Speaking with Complex Wednesday, Primal Therapeutics founder Jordan Person said the union of marijuana and marriage is simply the next logical step in weed liberation. "In legal states where marijuana is recreationally available and more adults openly turn to smoking a joint over drinking a beer, it only makes sense that the freedom would leak into the wedding industry," Person told Complex. "I know personally every wedding I have ever attended I have to sneak away to consume. I am getting married this fall and my fiance and I are both in the cannabis industry and we can't wait to incorporate cannabis into our big day."

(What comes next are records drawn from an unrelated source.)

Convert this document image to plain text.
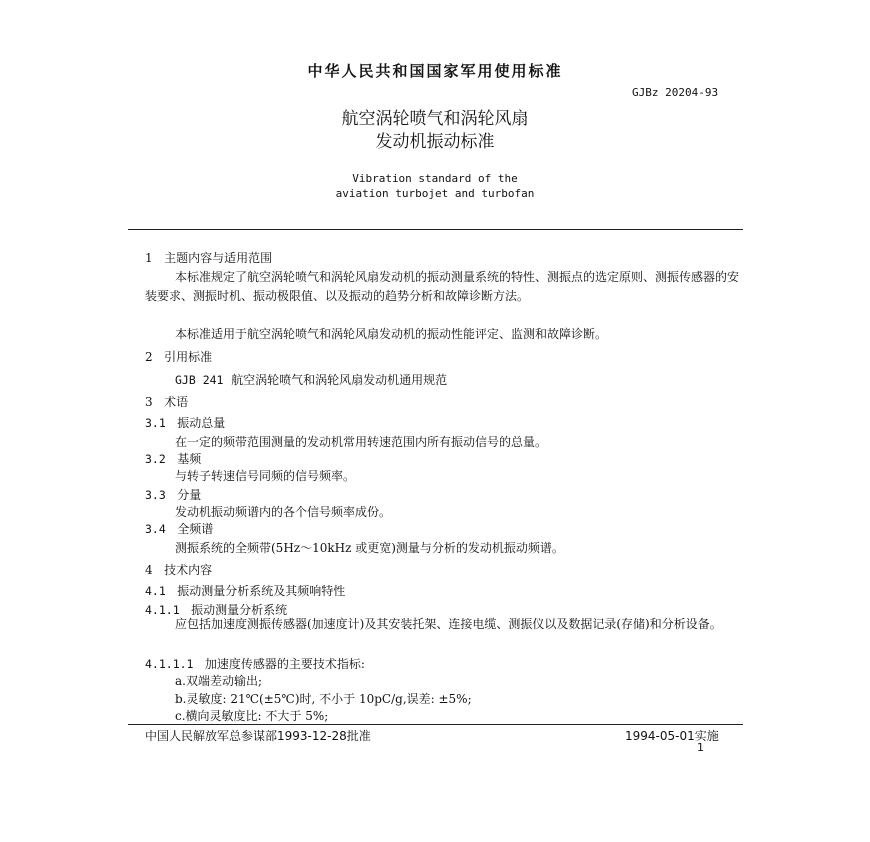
中华人民共和国国家军用使用标准
GJBz 20204-93
航空涡轮喷气和涡轮风扇
发动机振动标准
Vibration standard of the
aviation turbojet and turbofan
1 主题内容与适用范围
本标准规定了航空涡轮喷气和涡轮风扇发动机的振动测量系统的特性、测振点的选定原则、测振传感器的安装要求、测振时机、振动极限值、以及振动的趋势分析和故障诊断方法。
本标准适用于航空涡轮喷气和涡轮风扇发动机的振动性能评定、监测和故障诊断。
2 引用标准
GJB 241 航空涡轮喷气和涡轮风扇发动机通用规范
3 术语
3.1 振动总量
在一定的频带范围测量的发动机常用转速范围内所有振动信号的总量。
3.2 基频
与转子转速信号同频的信号频率。
3.3 分量
发动机振动频谱内的各个信号频率成份。
3.4 全频谱
测振系统的全频带(5Hz～10kHz 或更宽)测量与分析的发动机振动频谱。
4 技术内容
4.1 振动测量分析系统及其频响特性
4.1.1 振动测量分析系统
应包括加速度测振传感器(加速度计)及其安装托架、连接电缆、测振仪以及数据记录(存储)和分析设备。
4.1.1.1 加速度传感器的主要技术指标:
a.双端差动输出;
b.灵敏度: 21℃(±5℃)时, 不小于 10pC/g,误差: ±5%;
c.横向灵敏度比: 不大于 5%;
中国人民解放军总参谋部1993-12-28批准	1994-05-01实施
1
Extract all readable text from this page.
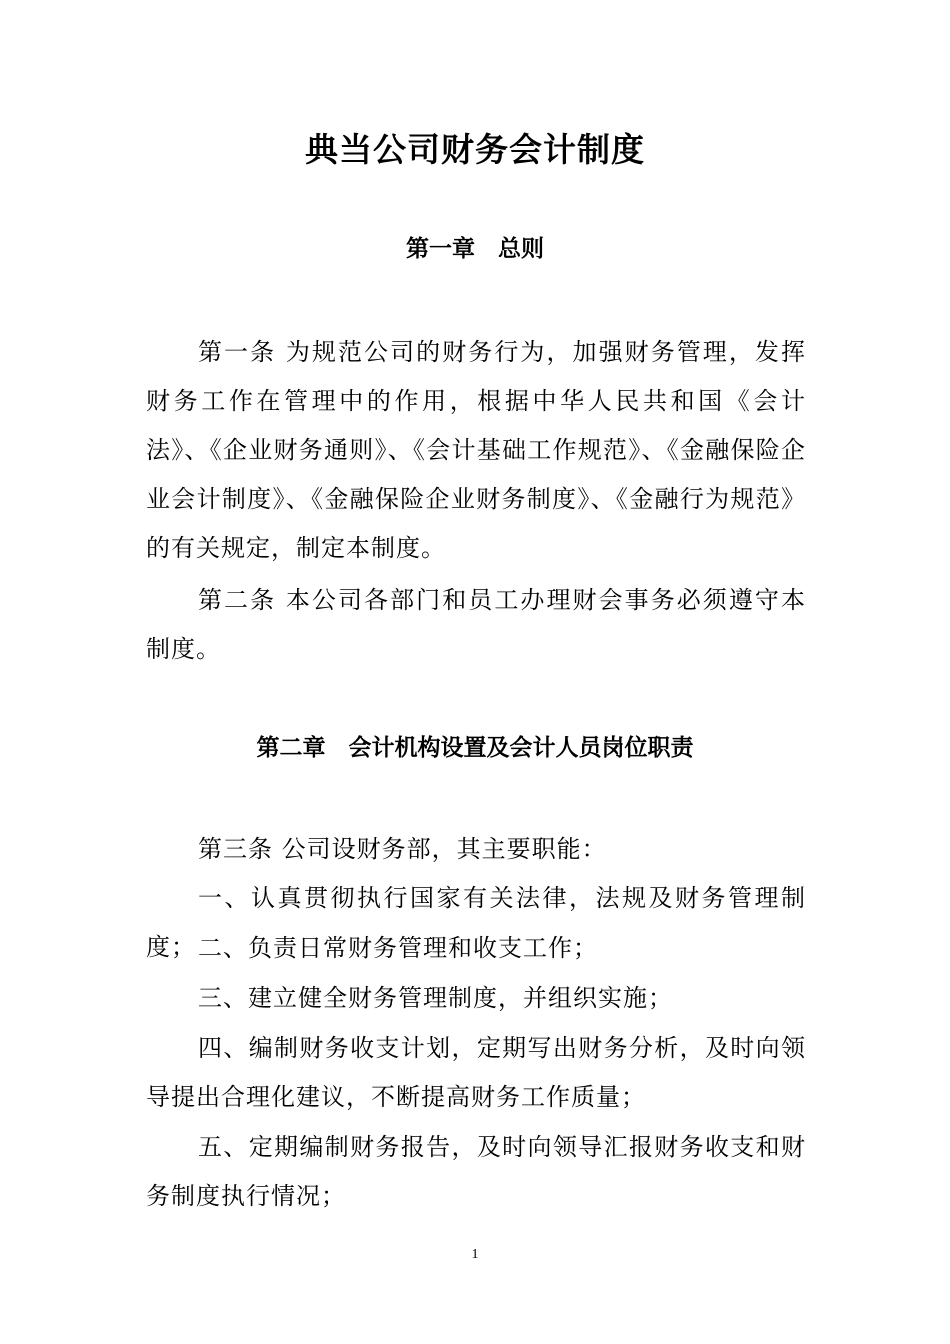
典当公司财务会计制度
第一章　总则

第一条 为规范公司的财务行为，加强财务管理，发挥财务工作在管理中的作用，根据中华人民共和国《会计法》、《企业财务通则》、《会计基础工作规范》、《金融保险企业会计制度》、《金融保险企业财务制度》、《金融行为规范》的有关规定，制定本制度。

第二条 本公司各部门和员工办理财会事务必须遵守本制度。

第二章　会计机构设置及会计人员岗位职责

第三条 公司设财务部，其主要职能：

一、认真贯彻执行国家有关法律，法规及财务管理制度； 二、负责日常财务管理和收支工作；

三、建立健全财务管理制度，并组织实施；

四、编制财务收支计划，定期写出财务分析，及时向领导提出合理化建议，不断提高财务工作质量；

五、定期编制财务报告，及时向领导汇报财务收支和财务制度执行情况；

1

Primal has been a part of the weed weddings industry for several years, Person added. As for the future of the legal weed industry at large, Person theorized that we need not stress about the potential difficulties under a new (and seemingly weed-unfriendly) White House administration. "I feel this is still the infancy stage of what will become the biggest industry in our history," Person told Complex. "The more education that surfaces the more reefer madness disappears."

If a weed-infused wedding is starting to sound like your cup of tea, here are some stats to potentially push you over the edge. According to data from the National Survey of Family Growth, that oft-repeated estimate that "half of all marriages" end in divorce is actually pretty inaccurate. The chance of marriage #1 (out of however many you so desire) lasting more than a decade was 68 percent for women and 70 percent for men in 2010, according toRefinery 29. When considering the divorce rate peaked at 40 percent back in 1980, those numbers don't look too abysmal. Must be the weed.